Leila Chen thought about this problem often, in the quiet hours of her small practice on Main Street. She thought about the mothers who had driven forty miles rather than bring their children to her office. She thought about the pharmacist who had "run out" of her prescriptions. She thought about the anonymous letters and the keyed car and the editorial questioning the wisdom of attracting outsiders. She thought about all of it, and she did not forgive it—forgiveness was not hers to give to people who had never asked for it—but she did understand it. The immune response was not personal. It was systemic. It was the natural reaction of a closed system to anything that threatened its closure. And the only way to overcome a systemic reaction was with systemic persistence. You stayed. You kept showing up. You refused to be expelled. And eventually, if you stayed long enough, the system would have to accommodate you—not because it wanted to, but because the alternative was more disruptive than the accommodation.
This was not a satisfying resolution. Leila Chen would have preferred acceptance. She would have preferred to be welcomed, to be embraced, to be treated as a member of the community rather than a tolerated outsider. But she had learned, over forty-one years, that acceptance was not something you could demand. It was something you earned—or, more often, something you learned to live without. And living without it, in Mercy, Ohio, population 2,847, was a kind of victory. Not the victory of belonging, but the victory of remaining. The victory of staying when every force in the system was designed to make you leave.
In 2025, Leila Chen received an award from the American Medical Association for her service to rural communities. The award ceremony was in Chicago, and Leila flew there from Mercy—her first trip out of Ohio in three years. She wore a dress that she had bought for the occasion, a simple navy dress that made her feel like a different person, someone who attended award ceremonies and accepted honors and was celebrated rather than tolerated.

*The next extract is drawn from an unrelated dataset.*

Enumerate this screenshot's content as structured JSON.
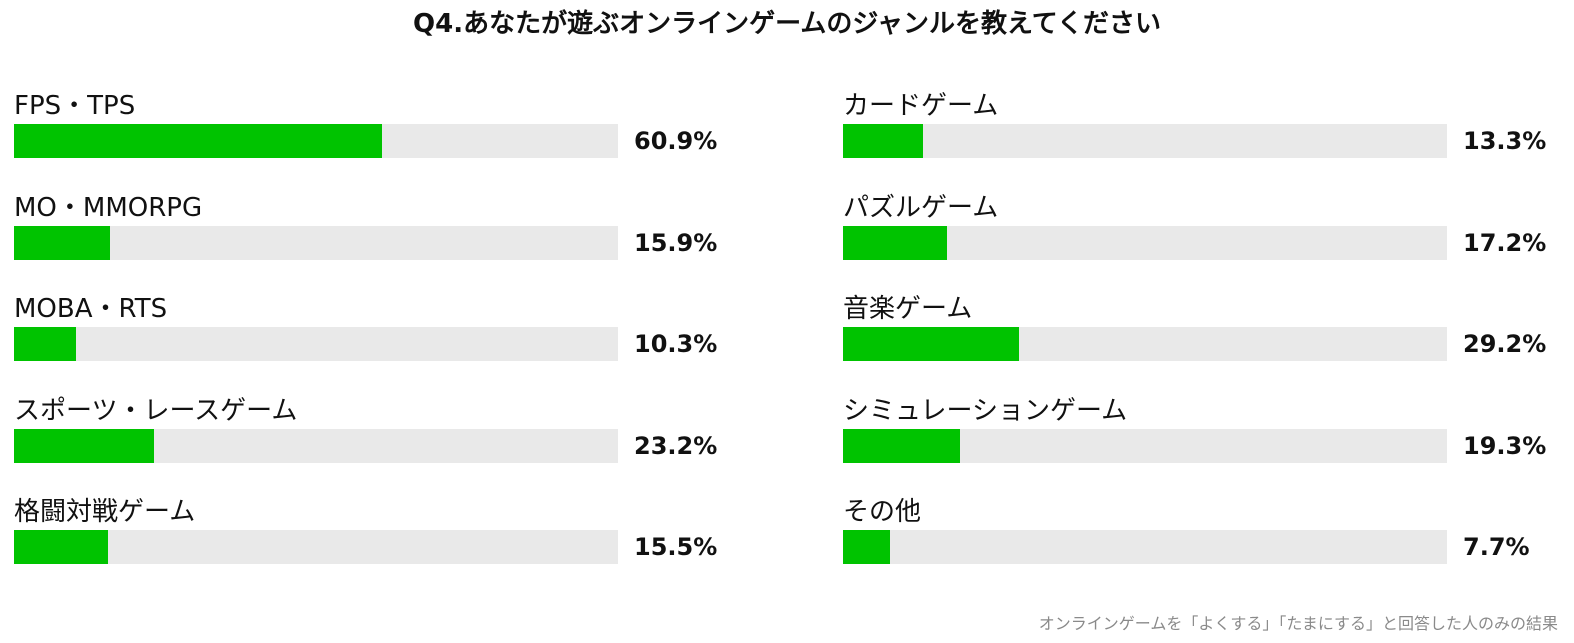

The acceptance speech she gave was short—shorter than the organizers had expected, shorter than the other speeches that evening. She thanked the AMA for the recognition. She thanked the federal program that had sent her to Mercy. She thanked her parents, who had worked sixteen-hour days in a laundromat so that their daughter could go to medical school. And then she said something that made the room go quiet.
"I did not stay in Mercy because I was welcome there," she said. "I stayed because I was not welcome. I stayed because leaving would have confirmed something that I refused to confirm: that belonging is something you are given, not something you claim. Belonging is not given. It is claimed. It is claimed every day, in small ways, by showing up and doing your job and treating your patients and refusing to be expelled. I have been claiming my belonging in Mercy, Ohio, for eight years. And I will continue to claim it for as long as it takes."
The audience applauded. The speech was reported in the medical press and briefly on social media and then forgotten, as all speeches are eventually forgotten. But in Mercy, Ohio, something shifted. The anonymous letters stopped. The cold shoulders warmed, slightly. The pharmacist—the same pharmacist who had "run out" of Leila's prescriptions eight years earlier—began to fill them without comment. The immune response was not gone, but it was diminished. The foreign body was still foreign, but it was no longer perceived as a threat. And in a town that had spent a hundred and seventy-six years cultivating sameness, that was a kind of revolution.